The reason GoGrid’s bundle comes with pre-configured hardware is because, although Hadoop runs on commodity boxes, it’s fussy about the specification and configuration of these boxes. GoGrid followed the best practices from Cloudera, like making sure there is enough RAM in the NameNode machine to support large numbers of files. And there are other clustering techniques required to run Hadoop efficiently that will be unfamiliar to most IT pros. A recent GigaOM Pro survey of just over 300 enterprise IT decision makers found that 61 percent were investigating using a third party service provider for their big data needs. It’s not surprising given the fiddly nature of Hadoop.

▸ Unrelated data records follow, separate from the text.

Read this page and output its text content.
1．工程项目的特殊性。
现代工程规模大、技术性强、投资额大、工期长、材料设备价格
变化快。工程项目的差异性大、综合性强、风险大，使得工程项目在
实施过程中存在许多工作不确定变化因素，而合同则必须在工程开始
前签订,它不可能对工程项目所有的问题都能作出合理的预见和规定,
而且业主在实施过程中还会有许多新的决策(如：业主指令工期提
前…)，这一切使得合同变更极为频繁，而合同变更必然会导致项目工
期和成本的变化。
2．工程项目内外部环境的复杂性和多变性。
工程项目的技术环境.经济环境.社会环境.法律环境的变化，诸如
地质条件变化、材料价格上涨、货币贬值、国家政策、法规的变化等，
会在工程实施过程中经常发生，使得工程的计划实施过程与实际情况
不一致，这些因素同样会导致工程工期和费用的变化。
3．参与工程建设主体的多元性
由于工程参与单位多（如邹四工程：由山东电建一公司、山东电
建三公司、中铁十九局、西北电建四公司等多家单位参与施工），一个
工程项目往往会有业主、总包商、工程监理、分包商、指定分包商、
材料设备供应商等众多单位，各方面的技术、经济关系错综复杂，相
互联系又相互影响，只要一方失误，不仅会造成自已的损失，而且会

So there’s certainly value in sorting out the infrastructure layer for customers, but I think that pretty quickly they’ll be asking for help in generating reports on the data inside Hadoop.
GoGrid isn’t the only one focusing exclusively on the infrastructure layer. Sungard is all about making Hadoop run well in the cloud. It’s working with the University of Texas on research around optimizing Hadoop to run atop a multitenant infrastructure, a tricky thing to do today as the NameNode in Hadoop is a centralized metadata repository that can constrain performance and creates a single point of failure.
It’s all good work, but my hunch is these early cloud-based Hadoop services will appeal to financial services and government that have pent up demand for big data solutions, but after that adoption will be slow and disappointing until service providers integrate the analytics piece on top.